Oh of course we hear from (and about) Shakespeare! And Beckett, and a therapist, and a drag queen performance artist, and theatre critic Rupert Christiansen sharing his forthright opinion on what a parasitic waste of time theatre critics are (thanks, Rupert) and more.  We never, however, hear directly from Beau; he’s the medium that channels the message, the messenger that securely delivers a mandate of vast significance to all of us, most of his time wearing just a pair of white underpants (and “very nice underpants” they are too, according to Ian McKellen) occasionally supplemented by a flowing robe and/or a pair of dazzling white platform boots, occasionally aided and abetted by props including Yorick’s scull, or an orange from an tree growing in a wheelbarrow, or a dangling conch used as a telephone, or a spade, or space helmet, or a sword, or a ladder, or a chair precariously attached to a rung high up on that ladder from which our tour guide for the evening appears to float above the stage. 

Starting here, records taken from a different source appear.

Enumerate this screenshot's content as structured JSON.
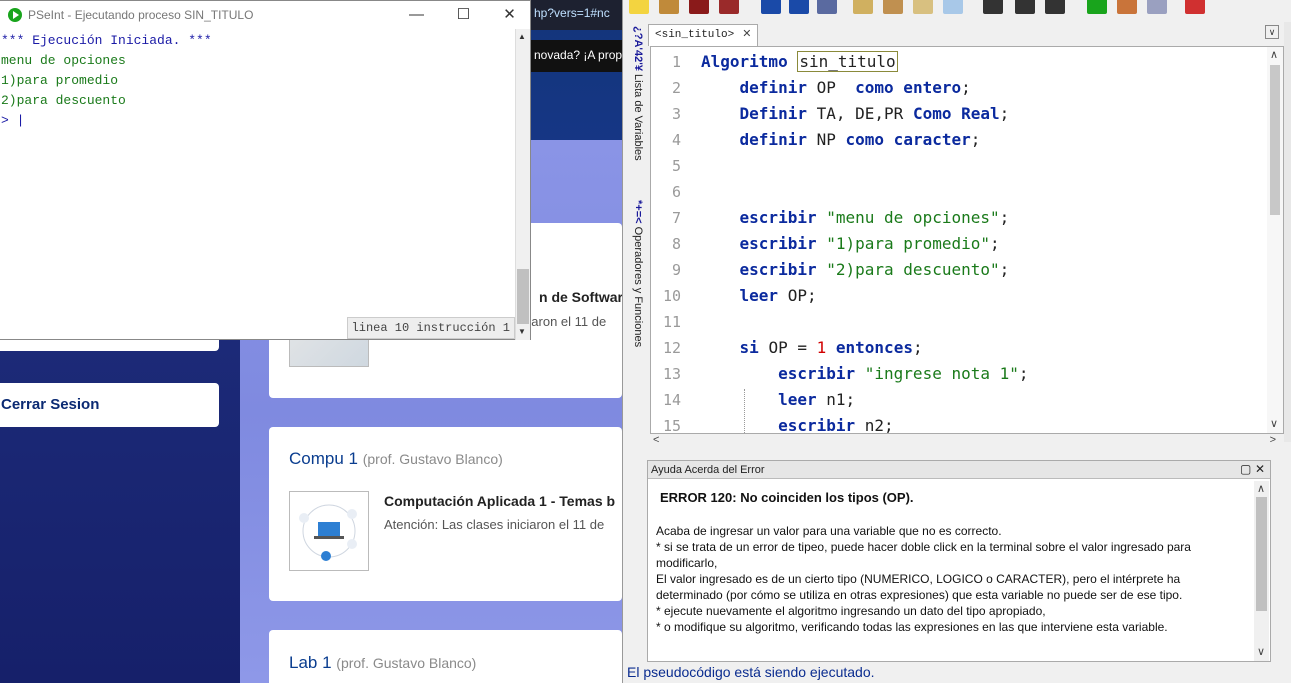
{
  "browser": {
    "url_fragment": "hp?vers=1#nc",
    "banner_text": "novada? ¡A propo"
  },
  "web": {
    "logout_label": "Cerrar Sesion",
    "courses": [
      {
        "title": "",
        "prof": "",
        "item_title": "n de Softwar",
        "item_desc": "iciaron el 11 de"
      },
      {
        "title": "Compu 1",
        "prof": "(prof. Gustavo Blanco)",
        "item_title": "Computación Aplicada 1 - Temas b",
        "item_desc": "Atención: Las clases iniciaron el 11 de"
      },
      {
        "title": "Lab 1",
        "prof": "(prof. Gustavo Blanco)"
      }
    ]
  },
  "terminal": {
    "title": "PSeInt - Ejecutando proceso SIN_TITULO",
    "lines": [
      "*** Ejecución Iniciada. ***",
      "menu de opciones",
      "1)para promedio",
      "2)para descuento",
      "> |"
    ],
    "status": "linea 10 instrucción 1"
  },
  "editor": {
    "tab_label": "<sin_titulo>",
    "side_tabs": {
      "variables_symbol": "¿?A'42'¥",
      "variables_label": "Lista de Variables",
      "operators_symbol": "*+=<",
      "operators_label": "Operadores y Funciones"
    },
    "code": {
      "l1": {
        "n": "1",
        "kw": "Algoritmo",
        "name": "sin_titulo"
      },
      "l2": {
        "n": "2",
        "kw1": "definir",
        "id": "OP",
        "kw2": "como entero",
        "end": ";"
      },
      "l3": {
        "n": "3",
        "kw1": "Definir",
        "id": "TA, DE,PR",
        "kw2": "Como Real",
        "end": ";"
      },
      "l4": {
        "n": "4",
        "kw1": "definir",
        "id": "NP",
        "kw2": "como caracter",
        "end": ";"
      },
      "l5": {
        "n": "5"
      },
      "l6": {
        "n": "6"
      },
      "l7": {
        "n": "7",
        "kw": "escribir",
        "str": "\"menu de opciones\"",
        "end": ";"
      },
      "l8": {
        "n": "8",
        "kw": "escribir",
        "str": "\"1)para promedio\"",
        "end": ";"
      },
      "l9": {
        "n": "9",
        "kw": "escribir",
        "str": "\"2)para descuento\"",
        "end": ";"
      },
      "l10": {
        "n": "10",
        "kw": "leer",
        "id": "OP",
        "end": ";"
      },
      "l11": {
        "n": "11"
      },
      "l12": {
        "n": "12",
        "kw1": "si",
        "id": "OP =",
        "num": "1",
        "kw2": "entonces",
        "end": ";"
      },
      "l13": {
        "n": "13",
        "kw": "escribir",
        "str": "\"ingrese nota 1\"",
        "end": ";"
      },
      "l14": {
        "n": "14",
        "kw": "leer",
        "id": "n1",
        "end": ";"
      },
      "l15": {
        "n": "15",
        "kw": "escribir",
        "id": "n2",
        "end": ";"
      }
    },
    "help": {
      "title": "Ayuda Acerda del Error",
      "error": "ERROR 120: No coinciden los tipos (OP).",
      "lines": [
        "Acaba de ingresar un valor para una variable que no es correcto.",
        "* si se trata de un error de tipeo, puede hacer doble click en la terminal sobre el valor ingresado para",
        "modificarlo,",
        "El valor ingresado es de un cierto tipo (NUMERICO, LOGICO o CARACTER), pero el intérprete ha",
        "determinado (por cómo se utiliza en otras expresiones) que esta variable no puede ser de ese tipo.",
        "* ejecute nuevamente el algoritmo ingresando un dato del tipo apropiado,",
        "* o modifique su algoritmo, verificando todas las expresiones en las que interviene esta variable."
      ]
    },
    "status": "El pseudocódigo está siendo ejecutado."
  }
}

Video screens flicker, a vintage tape recorder spools, a wash of hazy lighting bathes the stage in a wash of hazy light. And all the time, Beau himself flickers and spools and bathes us in light: chameleon, corinthian and caricature, offering us a lifetime of previously unexplored experience in 100 minutes of previously unexplored theatrical transubstantiation. 

You’ve never seen anything like ¡SHOWMANISM! before – and it’s unlikely that you ever will again; a phenomenal work of art indeed.